I wanted to use this gothic atmosphere as a space to interrogate feelings of the body, or a part of the body, being alien – be that due to illness, body dysmorphia, gender dysphoria or something else. These are feelings I’ve reckoned with, of experiencing the body or parts of it as almost uncanny. Though of course the body is a beautiful thing, our relationship with it often isn’t and so I think “A Haunting Too Close To The Heart” uses the unsettling space of the gothic to amp up the experience of those feelings and the isolation that can come with them.

 

Can you speak to any inspirations or influences for the piece?

A major influence on the piece and a lot of my work is my own experience of chronic illness, having to think about my body and my capacity, finding ways to adapt, it creeps into my work a lot and this piece holds elements of that within it, alongside my complex feelings about my body in regards to my gender. If I’m honest the story stemmed from the fact that I really don’t get on well with my chest. I think the literary influences that shaped the piece on a more subconscious level would likely be Carmen Maria Machado’s collection My Body and Other Parties, Kelly Link’s short stories, perhaps some Angela Carter and Sangeeta Bandyopadhyay’s Panty. I’m sure my large appetite for horror films had a fair influence too.

 

What piece of writing advice do you hold most dear?

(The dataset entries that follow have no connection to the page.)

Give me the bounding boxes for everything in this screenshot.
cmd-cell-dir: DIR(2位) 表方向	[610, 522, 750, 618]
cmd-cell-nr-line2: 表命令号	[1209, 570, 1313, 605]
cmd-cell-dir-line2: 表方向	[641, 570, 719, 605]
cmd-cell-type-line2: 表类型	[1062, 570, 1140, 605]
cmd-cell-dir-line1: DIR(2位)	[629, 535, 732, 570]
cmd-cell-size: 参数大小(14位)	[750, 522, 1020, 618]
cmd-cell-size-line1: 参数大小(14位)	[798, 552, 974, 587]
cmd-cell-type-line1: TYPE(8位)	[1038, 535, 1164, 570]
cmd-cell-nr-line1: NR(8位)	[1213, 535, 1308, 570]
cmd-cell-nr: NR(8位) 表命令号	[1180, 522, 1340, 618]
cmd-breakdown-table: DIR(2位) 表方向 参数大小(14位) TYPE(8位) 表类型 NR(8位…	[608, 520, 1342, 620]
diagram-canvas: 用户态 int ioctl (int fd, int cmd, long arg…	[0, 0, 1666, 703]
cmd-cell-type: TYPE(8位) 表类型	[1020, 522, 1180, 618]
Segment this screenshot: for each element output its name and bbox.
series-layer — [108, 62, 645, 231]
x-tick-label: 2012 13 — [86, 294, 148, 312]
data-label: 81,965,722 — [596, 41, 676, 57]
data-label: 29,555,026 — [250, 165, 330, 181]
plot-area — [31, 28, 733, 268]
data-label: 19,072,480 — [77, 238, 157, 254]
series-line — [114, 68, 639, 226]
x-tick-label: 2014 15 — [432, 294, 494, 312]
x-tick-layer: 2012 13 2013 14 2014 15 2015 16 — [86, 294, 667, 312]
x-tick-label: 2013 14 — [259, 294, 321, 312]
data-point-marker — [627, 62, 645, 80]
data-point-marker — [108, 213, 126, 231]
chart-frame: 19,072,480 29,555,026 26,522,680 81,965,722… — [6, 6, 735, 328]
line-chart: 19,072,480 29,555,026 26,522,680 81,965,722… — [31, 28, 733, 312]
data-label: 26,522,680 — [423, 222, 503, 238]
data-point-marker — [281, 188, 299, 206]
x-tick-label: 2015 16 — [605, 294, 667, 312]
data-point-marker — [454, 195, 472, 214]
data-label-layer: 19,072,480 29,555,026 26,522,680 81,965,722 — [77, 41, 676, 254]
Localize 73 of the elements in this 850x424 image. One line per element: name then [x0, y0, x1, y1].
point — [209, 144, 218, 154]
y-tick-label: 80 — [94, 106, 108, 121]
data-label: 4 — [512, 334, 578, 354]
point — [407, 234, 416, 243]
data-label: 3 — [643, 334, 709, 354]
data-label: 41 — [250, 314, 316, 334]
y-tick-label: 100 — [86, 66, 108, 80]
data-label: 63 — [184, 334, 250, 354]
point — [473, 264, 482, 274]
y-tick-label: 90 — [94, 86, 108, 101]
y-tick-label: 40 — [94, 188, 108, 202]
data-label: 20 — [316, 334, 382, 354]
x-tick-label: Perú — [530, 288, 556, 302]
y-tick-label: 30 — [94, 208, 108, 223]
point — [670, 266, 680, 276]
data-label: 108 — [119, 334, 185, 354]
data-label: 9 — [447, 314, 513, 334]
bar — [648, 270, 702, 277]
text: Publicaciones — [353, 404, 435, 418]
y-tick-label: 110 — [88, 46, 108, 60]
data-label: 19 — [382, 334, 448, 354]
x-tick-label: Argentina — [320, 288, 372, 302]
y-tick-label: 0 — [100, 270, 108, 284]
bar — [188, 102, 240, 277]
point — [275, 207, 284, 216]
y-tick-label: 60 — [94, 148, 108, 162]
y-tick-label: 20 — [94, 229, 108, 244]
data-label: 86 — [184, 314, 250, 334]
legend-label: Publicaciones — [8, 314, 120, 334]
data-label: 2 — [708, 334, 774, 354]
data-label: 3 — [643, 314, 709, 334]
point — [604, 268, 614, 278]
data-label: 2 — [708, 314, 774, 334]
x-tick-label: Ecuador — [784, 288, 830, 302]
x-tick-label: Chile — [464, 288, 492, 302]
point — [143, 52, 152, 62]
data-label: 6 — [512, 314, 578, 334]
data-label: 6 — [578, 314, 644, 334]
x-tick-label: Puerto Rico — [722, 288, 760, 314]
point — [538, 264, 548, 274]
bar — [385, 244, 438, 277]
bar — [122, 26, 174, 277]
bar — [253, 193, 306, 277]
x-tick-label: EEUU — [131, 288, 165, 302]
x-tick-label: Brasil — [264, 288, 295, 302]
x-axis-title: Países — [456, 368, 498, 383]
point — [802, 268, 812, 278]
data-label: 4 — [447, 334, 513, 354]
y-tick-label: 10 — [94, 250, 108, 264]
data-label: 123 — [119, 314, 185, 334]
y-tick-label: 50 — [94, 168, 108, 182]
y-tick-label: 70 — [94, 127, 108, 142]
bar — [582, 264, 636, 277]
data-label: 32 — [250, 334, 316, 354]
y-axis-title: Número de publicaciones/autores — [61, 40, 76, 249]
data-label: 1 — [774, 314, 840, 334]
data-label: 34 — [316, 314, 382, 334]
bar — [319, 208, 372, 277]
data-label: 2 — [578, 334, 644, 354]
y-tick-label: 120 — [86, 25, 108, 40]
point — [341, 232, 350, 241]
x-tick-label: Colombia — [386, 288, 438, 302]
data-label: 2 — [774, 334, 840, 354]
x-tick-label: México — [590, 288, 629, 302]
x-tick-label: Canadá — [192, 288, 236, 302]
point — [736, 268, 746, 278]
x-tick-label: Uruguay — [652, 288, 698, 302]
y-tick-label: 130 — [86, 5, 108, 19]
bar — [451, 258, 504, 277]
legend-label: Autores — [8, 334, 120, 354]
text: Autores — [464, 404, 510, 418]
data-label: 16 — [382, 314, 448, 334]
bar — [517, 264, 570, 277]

As a writing tutor I think I dole out writing advice often, but I am quick to say if there is a writing ‘rule’ then there are plenty of examples of writers breaking those ‘rules’ to incredible effect. I think the most useful thing a writer can do is read, read widely, if you hate something then don’t feel as though you have to finish it but do try to put a finger on what it is that you don’t like, try to read beyond the confines of the genre you think you like best, try to read books from indie publishers that might be doing more interesting things than the bestsellers list, read translated books. Of course do all this to the capacity that you can manage.

 

We hope this magazine assists in blurring the perceived lines between so-called “genre fiction” and “literary fiction.” As a writer, do you embrace one of these categories over another? Why?

I suppose I lean toward saying I write literary fiction most often, but really I write a blend of things that could be classed as a number of genres. I think it’s important to blur the genre lines, and to avoid a kind of hierarchy of good art/bad art, and just general dismissive and pretentious attitudes. When I was younger I think I fell into that and these days I’m a happier writer and reader having embraced what I find interesting across genres.

 

We love learning about writers who have “gothic/ weird” tendencies but who typically aren’t labeled as “gothic.” Who’s someone you recommend we check out? 

Sangeeta Bandyopadhyay, an author who lives and works in Kolkata and whose work has been translated into English by Arunava Sinha, published by Tilted Axis Press. Her work has an eeriness to it in places that I feel chimes with how I feel about gothic as a mood or atmosphere.